Kimberly Nelson: Sure. To your point, we do have a guidance of anywhere between 15% to 25% on an annual basis. This year, our expectation is closer to that middle next year going into the year at this point, we’re on the lower end to that 15% to 17%, which we think is appropriate based on what we see as opportunities for the business to grow top line as well as invest back in the business. Also do keep in mind that in 2024, when we announced the acquisition of TIE Kinetix, at that time, we also said that in 2024, we expected that portion of the business to be breakeven in EBITDA.

Scott Berg: Got it. Helpful. And then, Chad, welcome to the team. I look forward to working with you more going forward. But I wanted to ask a question on your recent experience from Körber. Körber was an international Company based in Germany, I believe. You’ve had a pretty extensive experience historically with international supply chain software and operations. I guess when I look at the SPS business, while it’s not 100% U.S-centric, it has had more of a U.S-centric flavor to it than something that’s truly having the same impact on a global basis. But how do you think about growing internationally, bringing new products to the international product portfolio to making this be a business that has just a really outstanding international footprint that is probably a little bit more balanced than just in the United States.

Chad Collins: Yes. Thanks, Scott. Thanks a warm welcome. And yes, obviously, one of the growth vectors that we will be looking at is geographic expansion. I will say that the acquisition that we did of TIE, I think, gives us a nice jumping off point. and has been noted in the last quarter, obviously, the component of invoicing is a little bit different in Europe than what we see here in North America.

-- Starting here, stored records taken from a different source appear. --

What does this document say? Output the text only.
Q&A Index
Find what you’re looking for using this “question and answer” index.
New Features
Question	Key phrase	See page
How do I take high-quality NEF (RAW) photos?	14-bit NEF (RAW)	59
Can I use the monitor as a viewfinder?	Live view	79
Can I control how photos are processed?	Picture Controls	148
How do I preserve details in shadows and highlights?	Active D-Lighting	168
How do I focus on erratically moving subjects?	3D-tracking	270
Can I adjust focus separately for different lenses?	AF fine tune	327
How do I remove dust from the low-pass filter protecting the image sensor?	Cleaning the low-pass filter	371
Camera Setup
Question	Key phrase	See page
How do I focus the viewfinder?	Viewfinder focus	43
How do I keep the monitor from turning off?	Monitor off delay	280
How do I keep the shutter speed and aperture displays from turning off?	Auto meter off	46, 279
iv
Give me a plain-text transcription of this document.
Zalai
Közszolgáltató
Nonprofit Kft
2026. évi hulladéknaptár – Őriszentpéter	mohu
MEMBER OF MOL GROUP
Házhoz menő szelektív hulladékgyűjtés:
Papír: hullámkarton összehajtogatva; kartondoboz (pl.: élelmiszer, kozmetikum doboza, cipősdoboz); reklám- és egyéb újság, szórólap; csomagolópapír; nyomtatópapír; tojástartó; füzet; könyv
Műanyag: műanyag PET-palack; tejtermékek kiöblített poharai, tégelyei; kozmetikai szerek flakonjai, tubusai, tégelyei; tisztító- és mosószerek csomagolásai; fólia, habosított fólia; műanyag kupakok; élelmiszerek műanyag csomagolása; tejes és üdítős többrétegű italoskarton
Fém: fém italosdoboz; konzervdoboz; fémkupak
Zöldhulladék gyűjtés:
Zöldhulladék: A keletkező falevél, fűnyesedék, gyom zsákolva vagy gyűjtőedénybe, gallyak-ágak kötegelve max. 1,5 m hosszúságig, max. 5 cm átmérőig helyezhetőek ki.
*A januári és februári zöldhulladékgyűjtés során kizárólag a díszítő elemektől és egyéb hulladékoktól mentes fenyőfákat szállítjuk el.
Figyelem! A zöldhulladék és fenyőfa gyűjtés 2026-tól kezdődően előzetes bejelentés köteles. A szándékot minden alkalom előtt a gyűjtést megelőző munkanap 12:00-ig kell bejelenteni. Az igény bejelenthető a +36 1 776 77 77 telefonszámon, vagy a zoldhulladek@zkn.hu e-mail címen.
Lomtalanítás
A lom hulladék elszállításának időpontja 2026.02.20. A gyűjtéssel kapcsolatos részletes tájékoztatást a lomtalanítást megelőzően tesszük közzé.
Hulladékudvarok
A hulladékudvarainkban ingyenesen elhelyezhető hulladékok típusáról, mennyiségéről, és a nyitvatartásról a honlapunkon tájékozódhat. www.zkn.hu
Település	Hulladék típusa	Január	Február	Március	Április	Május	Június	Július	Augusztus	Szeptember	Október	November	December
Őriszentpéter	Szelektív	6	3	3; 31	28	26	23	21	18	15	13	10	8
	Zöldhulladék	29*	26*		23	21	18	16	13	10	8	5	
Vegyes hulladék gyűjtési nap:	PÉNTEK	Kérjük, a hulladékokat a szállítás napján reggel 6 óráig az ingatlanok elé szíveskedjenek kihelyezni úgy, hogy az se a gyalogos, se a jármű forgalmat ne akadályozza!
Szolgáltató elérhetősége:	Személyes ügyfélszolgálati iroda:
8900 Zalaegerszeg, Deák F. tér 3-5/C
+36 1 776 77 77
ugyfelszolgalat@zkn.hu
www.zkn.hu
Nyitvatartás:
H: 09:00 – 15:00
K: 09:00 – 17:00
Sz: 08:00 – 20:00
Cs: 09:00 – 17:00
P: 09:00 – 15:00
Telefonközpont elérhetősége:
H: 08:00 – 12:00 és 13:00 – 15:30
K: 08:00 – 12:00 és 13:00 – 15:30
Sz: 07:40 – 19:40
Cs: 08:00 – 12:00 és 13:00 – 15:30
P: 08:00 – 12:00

And so I think that continued execution on TIE will help us develop our framework for expansion into Europe and then potentially other markets outside North America.

Operator: Our next question comes from Matt Pfau with William Blair. Please go ahead.

Matthew Pfau: Hey, great. Thanks for taking my questions and congrats, Archie, on a great run. And welcome, Chad. Good to speak with you again. wanted to ask Chad, a question to you. As you’ve looked at the Company, obviously, SPS has done a great job with fulfilment and then they started to get into analytics. From a product perspective, are there any areas that stand out to you as opportunities where SPS can expand into?

Chad Collins: Yes, absolutely. I mean clearly, SPS has established a leadership position in the network that connects retailers and distributors to the suppliers. I think what we see in supply chain technologies overall is there is quite a bit of innovation going on as well as the landscape is fairly fragmented. And I think that gives me confidence that if we keep the customer needs at our forefront of our product road map, whether it’s through organic product development or through M&A, we’ll be able to satisfy those customer requirements in a more fulsome way over time.

Matthew Pfau: Got it. And then just wanted to ask on the macro environment, a lot of uncertainty here heading into the holiday season for retailers and what that is ultimately going to look like. And does that have any impact in terms of demand for your products from the suppliers?